Question

Differentiate the following w.r.t.x and find the value when x=3; (6x^2+3)(3x+7)

Answer 1

Solution :

Knowledge required :

• Exponential rule of differentiation :

If y = x^n then the Differentiation of x^n will be n·x^(n - 1)

• Differentiation of constant term is 0.i.e,

d(7)/dx = 0

• Exponent rule that , x⁰ = 1.

Now,

First let us find the Differentiation of :

(6x² + 3)(3x + 7)

We know the product rule of differentiation,i.e,

$\boxed{\rm{\dfrac{d(uv)}{dx} = u\dfrac{dv}{dx} + v\dfrac{du}{dx}}}$

Now by using the product rule and substituting the values in it, we get :

Here,

• u = 6x² + 3
• v = 3x + 7

$:\implies \rm{\dfrac{d(uv)}{dx} = u\dfrac{d(v)}{dx} + v\dfrac{d(u)}{dx}}$

$:\implies \rm{\dfrac{dy}{dx} = (6x^{2} + 3) \times \dfrac{d(3x + 7)}{dx} + (3x + 7) \times \dfrac{d(6x^{2} + 3)}{dx}}$ ⠀⠀⠀⠀⠀⠀⠀⠀Eq.(i)
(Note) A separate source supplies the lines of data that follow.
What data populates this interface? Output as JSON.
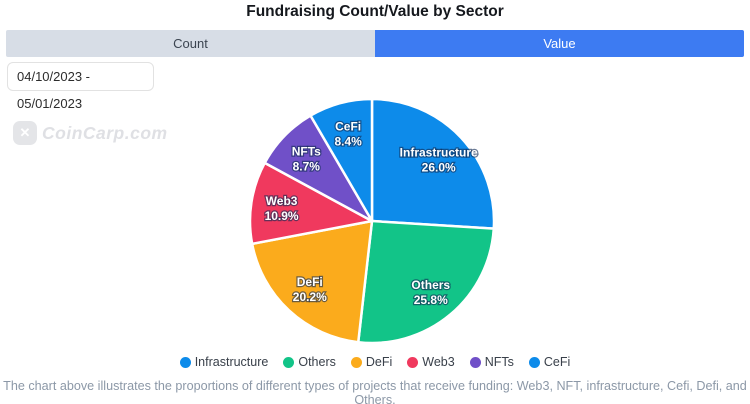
{
  "header": {
    "title": "Fundraising Count/Value by Sector"
  },
  "tabs": {
    "items": [
      {
        "label": "Count",
        "active": false
      },
      {
        "label": "Value",
        "active": true
      }
    ]
  },
  "filters": {
    "date_range": "04/10/2023 - 05/01/2023"
  },
  "watermark": {
    "logo_icon": "coincarp-x-logo",
    "logo_glyph": "✕",
    "text": "CoinCarp.com"
  },
  "chart_data": {
    "type": "pie",
    "title": "Fundraising Count/Value by Sector",
    "categories": [
      "Infrastructure",
      "Others",
      "DeFi",
      "Web3",
      "NFTs",
      "CeFi"
    ],
    "values": [
      26.0,
      25.8,
      20.2,
      10.9,
      8.7,
      8.4
    ],
    "pct_labels": [
      "26.0%",
      "25.8%",
      "20.2%",
      "10.9%",
      "8.7%",
      "8.4%"
    ],
    "unit": "%",
    "colors": [
      "#0d8bea",
      "#12c488",
      "#fbab1c",
      "#f0395e",
      "#7050c8",
      "#0d8bea"
    ],
    "start_angle_deg": 0,
    "direction": "clockwise",
    "slice_border_color": "#ffffff",
    "label_position": "inside",
    "legend_position": "bottom"
  },
  "theme": {
    "tab_active_bg": "#3d7bf2",
    "tab_active_text": "#ffffff",
    "tab_inactive_bg": "#d7dde6",
    "tab_inactive_text": "#3b4450",
    "footer_text_color": "#8c98a7"
  },
  "footer": {
    "note": "The chart above illustrates the proportions of different types of projects that receive funding: Web3, NFT, infrastructure, Cefi, Defi, and Others."
  }
}
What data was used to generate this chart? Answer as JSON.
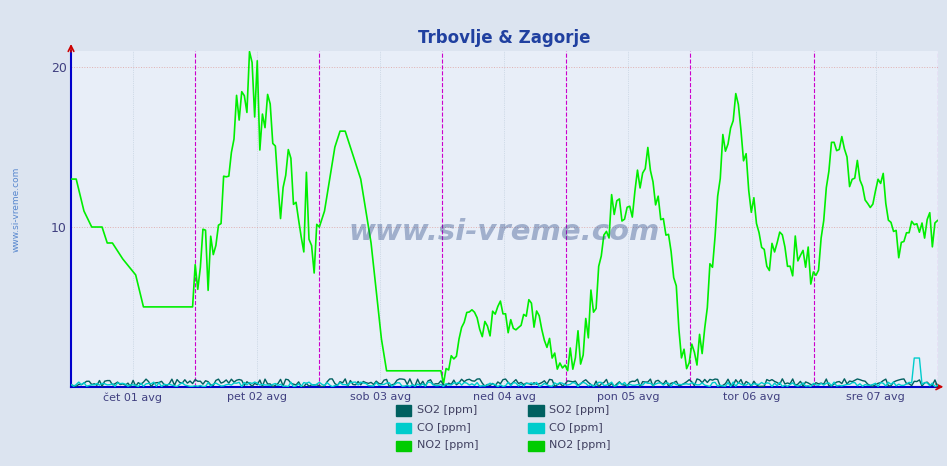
{
  "title": "Trbovlje & Zagorje",
  "bg_color": "#dce4f0",
  "plot_bg_color": "#e8eef8",
  "grid_color": "#b8c8d8",
  "grid_dotted_color": "#c8d0e0",
  "axis_color": "#0000cc",
  "title_color": "#2040a0",
  "tick_label_color": "#404080",
  "ylim": [
    0,
    21
  ],
  "yticks": [
    10,
    20
  ],
  "x_labels": [
    "čet 01 avg",
    "pet 02 avg",
    "sob 03 avg",
    "ned 04 avg",
    "pon 05 avg",
    "tor 06 avg",
    "sre 07 avg"
  ],
  "vline_color": "#cc00cc",
  "so2_color": "#006060",
  "co_color": "#00cccc",
  "no2_color": "#00ee00",
  "so2_lw": 1.0,
  "co_lw": 1.0,
  "no2_lw": 1.2,
  "legend_so2_color": "#006060",
  "legend_co_color": "#00cccc",
  "legend_no2_color": "#00cc00",
  "watermark_color": "#1a3a7a",
  "watermark_alpha": 0.35,
  "side_watermark_color": "#2060c0",
  "arrow_color": "#cc0000"
}
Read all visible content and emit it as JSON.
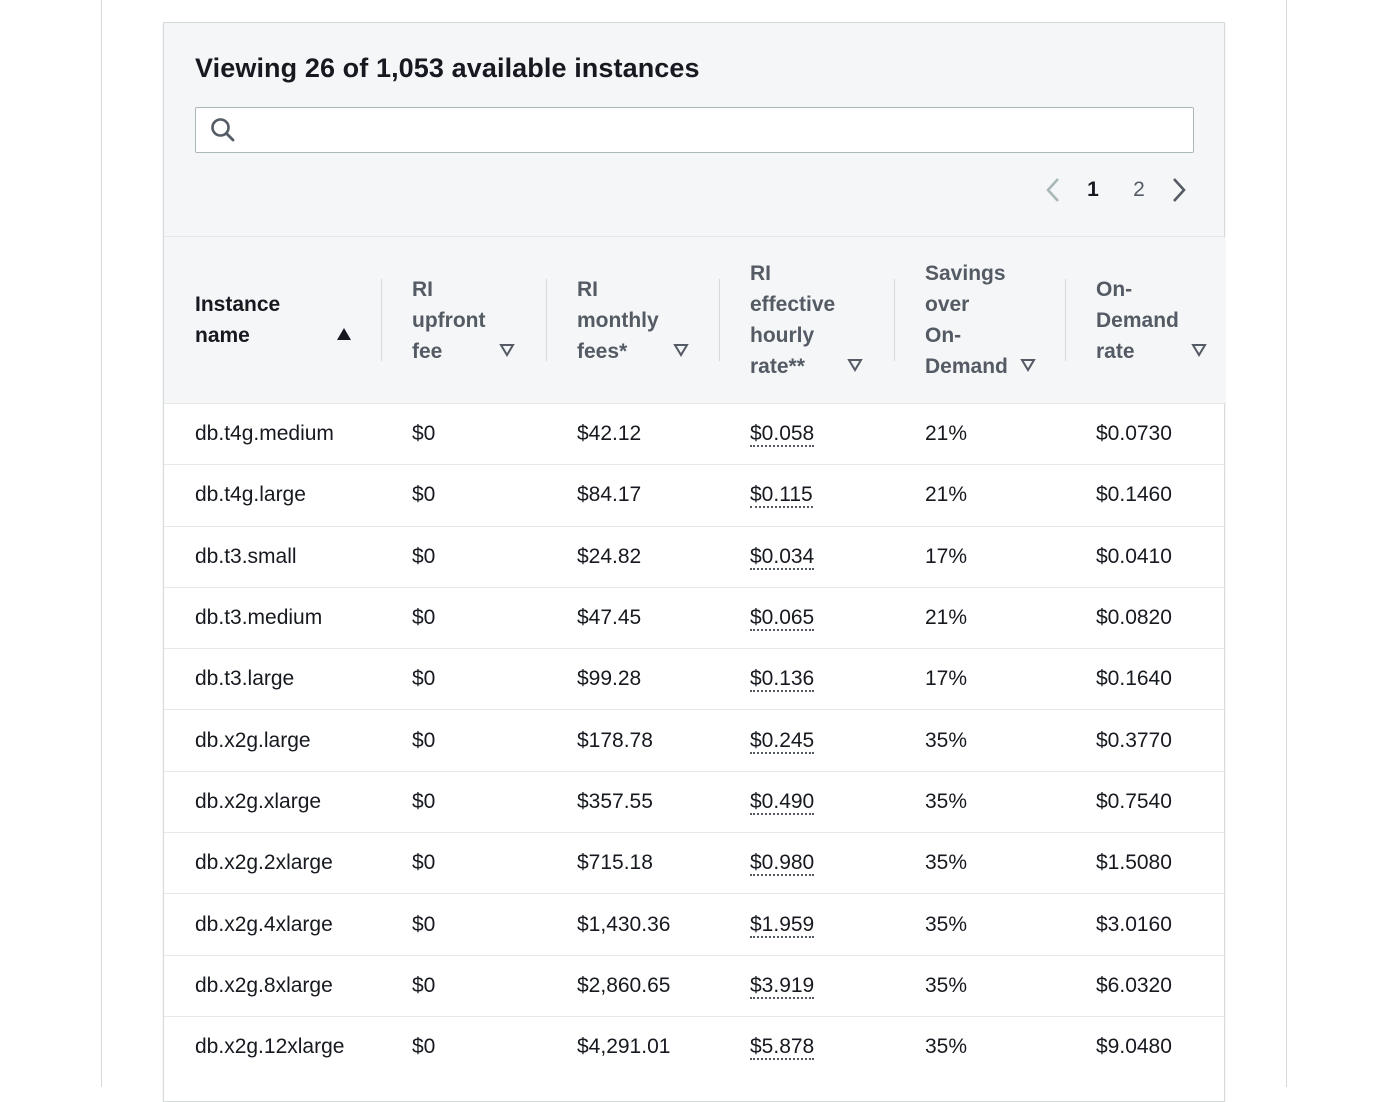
{
  "header": {
    "title": "Viewing 26 of 1,053 available instances"
  },
  "search": {
    "value": "",
    "placeholder": ""
  },
  "pagination": {
    "pages": [
      "1",
      "2"
    ],
    "current": "1"
  },
  "columns": [
    {
      "label_lines": [
        "Instance",
        "name"
      ],
      "sort": "ascending"
    },
    {
      "label_lines": [
        "RI",
        "upfront",
        "fee"
      ],
      "sort": "none"
    },
    {
      "label_lines": [
        "RI",
        "monthly",
        "fees*"
      ],
      "sort": "none"
    },
    {
      "label_lines": [
        "RI",
        "effective",
        "hourly",
        "rate**"
      ],
      "sort": "none"
    },
    {
      "label_lines": [
        "Savings",
        "over",
        "On-",
        "Demand"
      ],
      "sort": "none"
    },
    {
      "label_lines": [
        "On-",
        "Demand",
        "rate"
      ],
      "sort": "none"
    }
  ],
  "rows": [
    {
      "instance": "db.t4g.medium",
      "upfront": "$0",
      "monthly": "$42.12",
      "effective": "$0.058",
      "savings": "21%",
      "ondemand": "$0.0730"
    },
    {
      "instance": "db.t4g.large",
      "upfront": "$0",
      "monthly": "$84.17",
      "effective": "$0.115",
      "savings": "21%",
      "ondemand": "$0.1460"
    },
    {
      "instance": "db.t3.small",
      "upfront": "$0",
      "monthly": "$24.82",
      "effective": "$0.034",
      "savings": "17%",
      "ondemand": "$0.0410"
    },
    {
      "instance": "db.t3.medium",
      "upfront": "$0",
      "monthly": "$47.45",
      "effective": "$0.065",
      "savings": "21%",
      "ondemand": "$0.0820"
    },
    {
      "instance": "db.t3.large",
      "upfront": "$0",
      "monthly": "$99.28",
      "effective": "$0.136",
      "savings": "17%",
      "ondemand": "$0.1640"
    },
    {
      "instance": "db.x2g.large",
      "upfront": "$0",
      "monthly": "$178.78",
      "effective": "$0.245",
      "savings": "35%",
      "ondemand": "$0.3770"
    },
    {
      "instance": "db.x2g.xlarge",
      "upfront": "$0",
      "monthly": "$357.55",
      "effective": "$0.490",
      "savings": "35%",
      "ondemand": "$0.7540"
    },
    {
      "instance": "db.x2g.2xlarge",
      "upfront": "$0",
      "monthly": "$715.18",
      "effective": "$0.980",
      "savings": "35%",
      "ondemand": "$1.5080"
    },
    {
      "instance": "db.x2g.4xlarge",
      "upfront": "$0",
      "monthly": "$1,430.36",
      "effective": "$1.959",
      "savings": "35%",
      "ondemand": "$3.0160"
    },
    {
      "instance": "db.x2g.8xlarge",
      "upfront": "$0",
      "monthly": "$2,860.65",
      "effective": "$3.919",
      "savings": "35%",
      "ondemand": "$6.0320"
    },
    {
      "instance": "db.x2g.12xlarge",
      "upfront": "$0",
      "monthly": "$4,291.01",
      "effective": "$5.878",
      "savings": "35%",
      "ondemand": "$9.0480"
    }
  ],
  "icons": {
    "search": "search-icon",
    "prev": "chevron-left-icon",
    "next": "chevron-right-icon",
    "sort_asc": "caret-up-filled-icon",
    "sort_none": "caret-down-outline-icon"
  },
  "colors": {
    "header_bg": "#f5f6f7",
    "border": "#d5dbdb",
    "text_primary": "#16191f",
    "text_secondary": "#545b64",
    "disabled_arrow": "#aab7b8"
  }
}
Now let's Differentiate the term u i.e, (6x² + 3)

$:\implies \bf{\dfrac{dy}{dx} = \dfrac{d(6x^{2} + 3)}{dx}}$

$:\implies \bf{\dfrac{dy}{dx} = 2 \times 6x^{(2 - 1)} + 0}$

$:\implies \bf{\dfrac{dy}{dx} = 2 \times 6x^{1}}$

$:\implies \bf{\dfrac{dy}{dx} = 12x}$

$\boxed{\therefore \bf{\dfrac{d(6x^{2} + 3)}{dx} = 12x}}$

Hence the Differentiation of 6x² + 3 is 12x.
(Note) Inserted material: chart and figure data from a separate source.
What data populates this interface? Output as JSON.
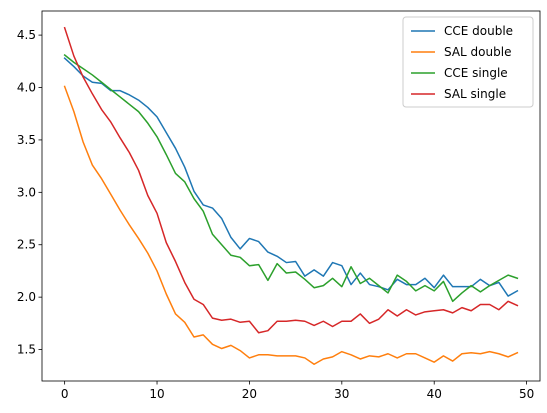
{
  "chart_data": {
    "type": "line",
    "title": "",
    "xlabel": "",
    "ylabel": "",
    "xlim": [
      -2.45,
      51.45
    ],
    "ylim": [
      1.2,
      4.73
    ],
    "grid": false,
    "legend_position": "top-right",
    "x_ticks": [
      0,
      10,
      20,
      30,
      40,
      50
    ],
    "x_tick_labels": [
      "0",
      "10",
      "20",
      "30",
      "40",
      "50"
    ],
    "y_ticks": [
      1.5,
      2.0,
      2.5,
      3.0,
      3.5,
      4.0,
      4.5
    ],
    "y_tick_labels": [
      "1.5",
      "2.0",
      "2.5",
      "3.0",
      "3.5",
      "4.0",
      "4.5"
    ],
    "x": [
      0,
      1,
      2,
      3,
      4,
      5,
      6,
      7,
      8,
      9,
      10,
      11,
      12,
      13,
      14,
      15,
      16,
      17,
      18,
      19,
      20,
      21,
      22,
      23,
      24,
      25,
      26,
      27,
      28,
      29,
      30,
      31,
      32,
      33,
      34,
      35,
      36,
      37,
      38,
      39,
      40,
      41,
      42,
      43,
      44,
      45,
      46,
      47,
      48,
      49
    ],
    "series": [
      {
        "name": "CCE double",
        "color": "#1f77b4",
        "values": [
          4.28,
          4.2,
          4.11,
          4.05,
          4.04,
          3.97,
          3.97,
          3.93,
          3.88,
          3.81,
          3.72,
          3.57,
          3.42,
          3.24,
          3.01,
          2.88,
          2.85,
          2.75,
          2.57,
          2.46,
          2.56,
          2.53,
          2.43,
          2.39,
          2.33,
          2.34,
          2.2,
          2.26,
          2.2,
          2.33,
          2.3,
          2.12,
          2.23,
          2.12,
          2.1,
          2.07,
          2.17,
          2.12,
          2.12,
          2.18,
          2.09,
          2.21,
          2.1,
          2.1,
          2.1,
          2.17,
          2.11,
          2.14,
          2.01,
          2.06
        ]
      },
      {
        "name": "SAL double",
        "color": "#ff7f0e",
        "values": [
          4.01,
          3.77,
          3.48,
          3.26,
          3.13,
          2.98,
          2.83,
          2.69,
          2.56,
          2.42,
          2.25,
          2.03,
          1.84,
          1.76,
          1.62,
          1.64,
          1.55,
          1.51,
          1.54,
          1.49,
          1.42,
          1.45,
          1.45,
          1.44,
          1.44,
          1.44,
          1.42,
          1.36,
          1.41,
          1.43,
          1.48,
          1.45,
          1.41,
          1.44,
          1.43,
          1.46,
          1.42,
          1.46,
          1.46,
          1.42,
          1.38,
          1.44,
          1.39,
          1.46,
          1.47,
          1.46,
          1.48,
          1.46,
          1.43,
          1.47
        ]
      },
      {
        "name": "CCE single",
        "color": "#2ca02c",
        "values": [
          4.31,
          4.24,
          4.18,
          4.12,
          4.05,
          3.98,
          3.91,
          3.84,
          3.77,
          3.66,
          3.53,
          3.36,
          3.18,
          3.1,
          2.94,
          2.82,
          2.6,
          2.5,
          2.4,
          2.38,
          2.3,
          2.31,
          2.16,
          2.32,
          2.23,
          2.24,
          2.17,
          2.09,
          2.11,
          2.18,
          2.1,
          2.29,
          2.13,
          2.18,
          2.11,
          2.04,
          2.21,
          2.15,
          2.06,
          2.11,
          2.06,
          2.15,
          1.96,
          2.04,
          2.11,
          2.05,
          2.11,
          2.16,
          2.21,
          2.18
        ]
      },
      {
        "name": "SAL single",
        "color": "#d62728",
        "values": [
          4.57,
          4.3,
          4.1,
          3.94,
          3.79,
          3.67,
          3.52,
          3.38,
          3.21,
          2.97,
          2.8,
          2.52,
          2.34,
          2.14,
          1.98,
          1.93,
          1.8,
          1.78,
          1.79,
          1.76,
          1.77,
          1.66,
          1.68,
          1.77,
          1.77,
          1.78,
          1.77,
          1.73,
          1.77,
          1.72,
          1.77,
          1.77,
          1.84,
          1.75,
          1.79,
          1.88,
          1.82,
          1.88,
          1.83,
          1.86,
          1.87,
          1.88,
          1.85,
          1.9,
          1.87,
          1.93,
          1.93,
          1.88,
          1.96,
          1.92
        ]
      }
    ]
  }
}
Now let's Differentiate the term u i.e, (3x + 7)

$:\implies \bf{\dfrac{dy}{dx} = \dfrac{d(3x + 7)}{dx}}$

$:\implies \bf{\dfrac{dy}{dx} = 1 \times 3x^{(1 - 1)} + 0}$

$:\implies \bf{\dfrac{dy}{dx} = 1 \times 3x^{0}}$

$:\implies \bf{\dfrac{dy}{dx} = 3 \times 1}$

$:\implies \bf{\dfrac{dy}{dx} = 3}$

$\boxed{\therefore \bf{\dfrac{d(3x + 7)}{dx} = 3}}$

Hence the Differentiation of 3x + 7 is 3.

By substituting them in the equation (i) , we get :

$:\implies \rm{\dfrac{dy}{dx} = (6x^{2} + 3) \times \dfrac{d(3x + 7)}{dx} + (3x + 7) \times \dfrac{d(6x^{2} + 3)}{dx}}$

$:\implies \rm{\dfrac{dy}{dx} = (6x^{2} + 3) \times 3 + (3x + 7) \times 6x}$

$:\implies \rm{\dfrac{dy}{dx} = 18x^{2} + 9 + 18x^{2} + 42x}$

$:\implies \rm{\dfrac{dy}{dx} = 36x^{2} + 42x + 9}$

$\boxed{\therefore \rm{\dfrac{dy}{dx} = 36x^{2} + 42x + 9}}$

Hence the derivative of (6x² + 3)(3x + 7) is 36x² + 42x + 9.

Now by substituting the value of x in the equation , 36x² + 42x + 9 , we get :

==> 36 × (3)² + 42 × 3 + 9

==> 36 × 9 + 126 + 9

==> 323 + 126 + 9

==> 459

Hence the value of (6x² + 3)(3x + 7) (After Differentiating) is 459.